Autism, Gender Identity, and “Autisgender”

My general take on gender identity is “go for it.” I’m the type of person that will gladly refer to another person using the singular “they” and “xir/xe” and even stuff like “bun/bunself,” if that is what they so prefer.  They know what goes on inside of their own psyches better than I do, and I have every reason to believe that the term that they have chosen to reflect this is as accurate of a representation of such as they have access to at the moment (even if such terms take the shape of such things as “volcanogender” and “gyragender“). I’d like to think that I would never discount somebody’s identity as invalid, because, well, it’s their identity, not mine.

But there is one on those aforementioned linked lists and that exists elsewhere that I couldn’t help but, well, disagree with upon my first encounter and that I’ve gone back-and-forth with every since:  ”Autisgender.” Sometimes spelled “autigender.” Defined by the-mogai-archive and archived by notyourqueertheoryposterchild:

“definition: autism as part or whole of gender identity; a gender that can only be understood in context of being autistic.

note: only to be used by autistics. “

My knee-jerk reaction was one that many people seem to have: “Autism isn’t a gender. Autism is a lot of things, but it isn’t a gender.”

But “volcanogender” is? What makes “autisgender” any different?

I thought about why this did not settle with me while I unquestioningly accepted just about everything else in the gender identity tumblrs, and I came up with this:

It seems to imply that there is a gender experience common to autistics, that being autistic gives you one particular understanding of gender.

This doesn’t at all seem to be what I gather from both my interactions within the Autistic community and from studies on the subject. There are some Autistic people who are explicitly and clearly cisgender (identity with the gender assigned to their biological sex). There are some Autistic people who are explicitly and clearly transgender. There are some Autistic people who are explicitly and clearly bigender, or agender, or any other variety ofgenderqueer. There are some Autistic people who are questioning, genderfluid, or altogether apathetic to the matter.
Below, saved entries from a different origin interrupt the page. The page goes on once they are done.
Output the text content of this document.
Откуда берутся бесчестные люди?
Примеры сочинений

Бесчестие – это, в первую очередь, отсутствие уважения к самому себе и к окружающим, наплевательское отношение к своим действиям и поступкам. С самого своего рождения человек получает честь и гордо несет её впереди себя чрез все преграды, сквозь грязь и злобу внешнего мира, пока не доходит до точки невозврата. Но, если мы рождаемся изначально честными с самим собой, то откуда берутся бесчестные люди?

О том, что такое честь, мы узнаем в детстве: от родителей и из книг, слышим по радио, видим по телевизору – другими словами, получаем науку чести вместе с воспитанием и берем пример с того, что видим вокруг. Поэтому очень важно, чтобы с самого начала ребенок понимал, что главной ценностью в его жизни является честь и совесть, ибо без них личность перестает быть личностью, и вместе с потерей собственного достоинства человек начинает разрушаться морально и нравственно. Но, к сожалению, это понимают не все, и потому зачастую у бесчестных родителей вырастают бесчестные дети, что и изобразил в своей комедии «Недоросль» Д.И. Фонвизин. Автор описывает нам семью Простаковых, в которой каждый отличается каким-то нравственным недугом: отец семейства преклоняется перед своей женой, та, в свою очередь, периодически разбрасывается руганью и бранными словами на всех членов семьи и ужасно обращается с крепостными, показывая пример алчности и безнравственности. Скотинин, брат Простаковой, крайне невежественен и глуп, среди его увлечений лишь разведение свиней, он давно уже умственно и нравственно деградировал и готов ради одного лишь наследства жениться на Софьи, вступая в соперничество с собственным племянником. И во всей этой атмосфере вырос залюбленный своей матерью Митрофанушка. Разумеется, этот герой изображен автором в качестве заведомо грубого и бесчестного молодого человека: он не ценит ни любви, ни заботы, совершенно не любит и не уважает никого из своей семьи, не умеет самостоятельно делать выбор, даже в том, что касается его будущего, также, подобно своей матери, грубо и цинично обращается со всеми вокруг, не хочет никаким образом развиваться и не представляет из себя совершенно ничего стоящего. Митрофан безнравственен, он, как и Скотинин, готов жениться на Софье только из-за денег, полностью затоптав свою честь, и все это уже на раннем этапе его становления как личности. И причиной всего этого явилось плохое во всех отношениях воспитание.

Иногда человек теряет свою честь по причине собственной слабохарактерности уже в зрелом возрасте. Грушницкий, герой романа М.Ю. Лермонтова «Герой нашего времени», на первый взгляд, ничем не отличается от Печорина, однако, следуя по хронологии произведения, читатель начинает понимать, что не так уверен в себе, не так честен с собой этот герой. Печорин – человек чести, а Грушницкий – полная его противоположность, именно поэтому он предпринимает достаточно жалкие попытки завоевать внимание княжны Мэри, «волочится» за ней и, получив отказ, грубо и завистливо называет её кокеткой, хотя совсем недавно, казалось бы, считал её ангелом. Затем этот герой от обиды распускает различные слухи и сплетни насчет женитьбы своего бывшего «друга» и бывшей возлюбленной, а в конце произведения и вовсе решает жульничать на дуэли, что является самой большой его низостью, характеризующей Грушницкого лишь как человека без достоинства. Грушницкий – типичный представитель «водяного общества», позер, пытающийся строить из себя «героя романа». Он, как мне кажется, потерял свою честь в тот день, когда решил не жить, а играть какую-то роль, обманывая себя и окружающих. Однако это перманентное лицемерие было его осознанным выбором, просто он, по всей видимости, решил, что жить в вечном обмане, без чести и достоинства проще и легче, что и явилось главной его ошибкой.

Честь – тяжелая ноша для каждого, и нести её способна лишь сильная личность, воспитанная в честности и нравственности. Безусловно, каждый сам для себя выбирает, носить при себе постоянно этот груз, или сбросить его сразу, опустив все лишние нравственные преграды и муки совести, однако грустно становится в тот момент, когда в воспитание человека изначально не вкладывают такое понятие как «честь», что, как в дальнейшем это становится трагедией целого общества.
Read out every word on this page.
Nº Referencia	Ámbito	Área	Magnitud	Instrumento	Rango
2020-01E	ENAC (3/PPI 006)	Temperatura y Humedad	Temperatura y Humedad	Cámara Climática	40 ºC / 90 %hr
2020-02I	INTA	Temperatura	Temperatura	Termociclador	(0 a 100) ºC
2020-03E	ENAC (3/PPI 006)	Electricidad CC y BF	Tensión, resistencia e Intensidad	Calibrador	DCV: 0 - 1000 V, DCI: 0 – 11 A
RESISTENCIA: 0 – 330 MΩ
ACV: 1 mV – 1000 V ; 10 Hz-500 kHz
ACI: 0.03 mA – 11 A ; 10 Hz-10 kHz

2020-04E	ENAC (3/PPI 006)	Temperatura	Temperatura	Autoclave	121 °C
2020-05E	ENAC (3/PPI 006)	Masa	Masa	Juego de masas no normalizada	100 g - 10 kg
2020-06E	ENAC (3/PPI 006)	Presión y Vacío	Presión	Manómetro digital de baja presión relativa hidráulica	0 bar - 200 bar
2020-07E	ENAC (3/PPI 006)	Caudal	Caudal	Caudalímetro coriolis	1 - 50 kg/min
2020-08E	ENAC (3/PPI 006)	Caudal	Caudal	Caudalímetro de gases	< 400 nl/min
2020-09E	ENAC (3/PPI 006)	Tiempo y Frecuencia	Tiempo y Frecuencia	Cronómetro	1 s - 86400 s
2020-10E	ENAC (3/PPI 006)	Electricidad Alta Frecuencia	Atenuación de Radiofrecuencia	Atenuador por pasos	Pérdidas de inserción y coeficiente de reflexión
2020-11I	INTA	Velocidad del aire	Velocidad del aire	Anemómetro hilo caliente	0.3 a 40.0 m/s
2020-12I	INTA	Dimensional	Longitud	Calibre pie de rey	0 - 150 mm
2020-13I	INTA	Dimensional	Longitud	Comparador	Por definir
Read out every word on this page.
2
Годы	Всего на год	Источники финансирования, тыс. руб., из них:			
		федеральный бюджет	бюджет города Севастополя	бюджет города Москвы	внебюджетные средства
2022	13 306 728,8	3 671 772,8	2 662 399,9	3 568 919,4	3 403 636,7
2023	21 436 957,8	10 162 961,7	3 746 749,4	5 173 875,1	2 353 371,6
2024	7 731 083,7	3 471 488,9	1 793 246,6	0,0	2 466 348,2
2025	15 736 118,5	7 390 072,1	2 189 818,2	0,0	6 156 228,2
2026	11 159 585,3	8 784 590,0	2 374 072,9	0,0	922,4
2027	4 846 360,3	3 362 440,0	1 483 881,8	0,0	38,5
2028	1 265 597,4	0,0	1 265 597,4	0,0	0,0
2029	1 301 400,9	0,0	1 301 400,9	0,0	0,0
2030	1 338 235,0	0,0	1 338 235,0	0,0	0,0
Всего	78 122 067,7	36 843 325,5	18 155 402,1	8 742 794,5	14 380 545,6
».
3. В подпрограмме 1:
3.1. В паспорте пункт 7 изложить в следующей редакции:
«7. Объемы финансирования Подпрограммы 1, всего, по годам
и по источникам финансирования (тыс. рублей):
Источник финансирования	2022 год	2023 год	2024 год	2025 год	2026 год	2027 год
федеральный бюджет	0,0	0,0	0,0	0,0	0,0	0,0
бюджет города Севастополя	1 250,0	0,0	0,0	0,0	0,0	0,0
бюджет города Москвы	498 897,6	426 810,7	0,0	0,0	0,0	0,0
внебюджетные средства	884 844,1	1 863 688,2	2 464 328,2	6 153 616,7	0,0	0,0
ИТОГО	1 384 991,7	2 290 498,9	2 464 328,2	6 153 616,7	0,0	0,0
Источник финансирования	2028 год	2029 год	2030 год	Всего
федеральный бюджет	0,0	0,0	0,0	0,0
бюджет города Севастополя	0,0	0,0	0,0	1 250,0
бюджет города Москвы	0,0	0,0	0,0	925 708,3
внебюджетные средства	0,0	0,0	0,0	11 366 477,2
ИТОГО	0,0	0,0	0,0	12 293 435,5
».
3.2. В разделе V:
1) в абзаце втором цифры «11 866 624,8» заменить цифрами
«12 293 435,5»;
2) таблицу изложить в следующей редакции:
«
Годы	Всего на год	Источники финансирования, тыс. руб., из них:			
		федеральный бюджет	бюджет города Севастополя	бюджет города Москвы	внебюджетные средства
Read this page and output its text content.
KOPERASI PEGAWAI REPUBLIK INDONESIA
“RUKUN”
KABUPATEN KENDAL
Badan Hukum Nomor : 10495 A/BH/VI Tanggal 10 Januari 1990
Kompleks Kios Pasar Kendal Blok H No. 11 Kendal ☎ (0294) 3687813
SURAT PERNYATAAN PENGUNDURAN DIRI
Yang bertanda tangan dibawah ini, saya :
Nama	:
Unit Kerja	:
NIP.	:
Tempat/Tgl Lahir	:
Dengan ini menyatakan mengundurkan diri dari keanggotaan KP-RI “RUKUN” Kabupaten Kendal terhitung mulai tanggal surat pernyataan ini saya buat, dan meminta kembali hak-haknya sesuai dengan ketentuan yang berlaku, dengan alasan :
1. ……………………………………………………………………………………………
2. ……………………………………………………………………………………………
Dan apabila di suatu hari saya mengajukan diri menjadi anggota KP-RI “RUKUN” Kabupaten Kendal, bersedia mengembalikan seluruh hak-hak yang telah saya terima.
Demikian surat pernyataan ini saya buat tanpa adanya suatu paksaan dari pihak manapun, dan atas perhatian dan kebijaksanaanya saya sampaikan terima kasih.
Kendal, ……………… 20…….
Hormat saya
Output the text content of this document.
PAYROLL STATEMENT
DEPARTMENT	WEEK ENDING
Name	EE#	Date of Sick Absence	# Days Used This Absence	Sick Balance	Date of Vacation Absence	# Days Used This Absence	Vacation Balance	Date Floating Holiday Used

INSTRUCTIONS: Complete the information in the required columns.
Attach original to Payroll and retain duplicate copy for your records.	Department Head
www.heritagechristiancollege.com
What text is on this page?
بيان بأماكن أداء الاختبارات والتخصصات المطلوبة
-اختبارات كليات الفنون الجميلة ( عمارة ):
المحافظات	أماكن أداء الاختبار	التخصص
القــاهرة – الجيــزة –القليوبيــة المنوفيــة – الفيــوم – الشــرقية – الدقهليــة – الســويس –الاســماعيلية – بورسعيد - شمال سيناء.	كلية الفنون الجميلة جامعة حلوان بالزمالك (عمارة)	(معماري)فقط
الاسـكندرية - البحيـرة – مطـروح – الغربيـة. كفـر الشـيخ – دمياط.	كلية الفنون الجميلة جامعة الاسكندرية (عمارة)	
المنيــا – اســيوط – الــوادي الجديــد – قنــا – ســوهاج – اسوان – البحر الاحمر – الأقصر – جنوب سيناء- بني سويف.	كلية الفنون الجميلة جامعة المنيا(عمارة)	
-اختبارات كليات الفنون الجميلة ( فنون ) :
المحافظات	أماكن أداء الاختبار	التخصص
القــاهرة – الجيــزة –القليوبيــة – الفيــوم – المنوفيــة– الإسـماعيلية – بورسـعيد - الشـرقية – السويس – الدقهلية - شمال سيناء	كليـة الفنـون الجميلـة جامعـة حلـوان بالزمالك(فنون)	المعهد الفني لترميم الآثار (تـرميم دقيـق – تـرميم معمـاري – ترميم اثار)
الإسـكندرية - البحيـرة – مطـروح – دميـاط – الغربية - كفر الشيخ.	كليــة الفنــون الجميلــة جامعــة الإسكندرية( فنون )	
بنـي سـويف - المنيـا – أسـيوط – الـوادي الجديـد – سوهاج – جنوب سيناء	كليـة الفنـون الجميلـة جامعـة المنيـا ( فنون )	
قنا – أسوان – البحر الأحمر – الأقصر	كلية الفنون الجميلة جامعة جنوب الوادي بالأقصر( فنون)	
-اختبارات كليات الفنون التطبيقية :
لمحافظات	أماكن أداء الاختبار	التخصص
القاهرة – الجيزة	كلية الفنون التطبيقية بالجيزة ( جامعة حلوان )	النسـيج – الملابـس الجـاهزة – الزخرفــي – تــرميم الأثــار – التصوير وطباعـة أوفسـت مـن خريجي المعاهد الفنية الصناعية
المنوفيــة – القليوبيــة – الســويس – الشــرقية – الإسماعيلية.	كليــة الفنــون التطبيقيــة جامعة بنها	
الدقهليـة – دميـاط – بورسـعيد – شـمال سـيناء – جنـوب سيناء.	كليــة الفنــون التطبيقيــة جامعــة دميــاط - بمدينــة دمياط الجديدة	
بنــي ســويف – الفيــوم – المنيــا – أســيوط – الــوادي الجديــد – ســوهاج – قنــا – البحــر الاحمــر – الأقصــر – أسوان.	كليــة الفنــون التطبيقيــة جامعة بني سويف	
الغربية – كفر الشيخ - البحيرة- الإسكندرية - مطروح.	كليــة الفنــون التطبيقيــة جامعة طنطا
But then, it does seem that there are a large number of Autistics who fall into those non-cisgender categories. Perhaps more so than would be expected. I, myself, could perhaps be considered “genderqueer” if I could be bothered to do so–my inner narrative voice is sometimes male, sometimes female, and sometimes ungendered, and my outward appearance can vary from very feminine to somewhat masculine–and many of the friends that I have who are Autistic also report some degree of gender flexibility. Why would this be the case?

Some propose an underlying biological difference, that Autistics have higher levels of androgen or different underlying brain structures.

Some propose that because many Autistics do not grasp onto certain social cues and expectations in the same manner as non-autistic peers, we are less impacted by the social influences on gender that would cause us to identify with a certain gender role and, thus, a certain gender.

Some propose that being non-cisgendered isn’t actually particularly unusual and that Autistics are more likely to be open about our gender experiences than are non-Autistics.

Would that then mean that Autistics do have some perception of gender that is heavily influenced enough by being autistic to warrant a separate way of gender identity?

Maybe.

But then one does have to wonder (or at least I do) if the above factors are really unique to being autistic. There are many people who are open about their gender experiences. Not picking up or paying mind to certain social cues is not exclusive to autism; there are people who, due to a variety of neurological, cultural, and personal reasons, are not prone to being exposed to or taking note of various gender-related social cues. And the human body is very varied; differences in androgen levels and oxytonin pathways can vary even in the general population.

Yet, it seems that the combination of these factors are certainly more likely among autistics than among non-autistics.

I suppose it ultimately boils down to whether or not the use of “autisgender” is helpful to those using the label. I find that it makes more sense for me, personally, to describe the slight deviations in my gender expression or identity as “genderqueer,” because I have no way of knowing how much of my gender experience is really due to the aforementioned possible autism influences and how much of it is due to other factors entirely, such as being born in an era and region where access to discussions of non-traditional genders is made readily available or, heck, growing up in a neighborhood where most of my close-age cohorts and, thus, playmates were male. Before I knew that genderqueer was a thing, I was simply “an odd female”–and, heck, that’s still what I roll with out of convenience and because identifying as my birth gender doesn’t cause me any dysphoria or discomfort. Why rock the boat if this particular boat is floating along this particular river just fine?

But then I have to realize that not everybody is me. Some people simply aren’t content to leave it at “odd female” or even “genderqueer.” Some people need an explanation that the more commonly known means of gender expression can’t provide. If it makes sense to a particular autistic person for them to conceptualize their gender as an component or extension of their autism, if that helps them to better navigate or feel comfortable in the gender-oriented society in which many of us seem to live, then is it really my place to tell them anything different?

At the end of the day, if you want me to refer to you as autisgender, I’ll refer to you as autisgender. Just tell me what pronouns you want me to use, and I’ll use them.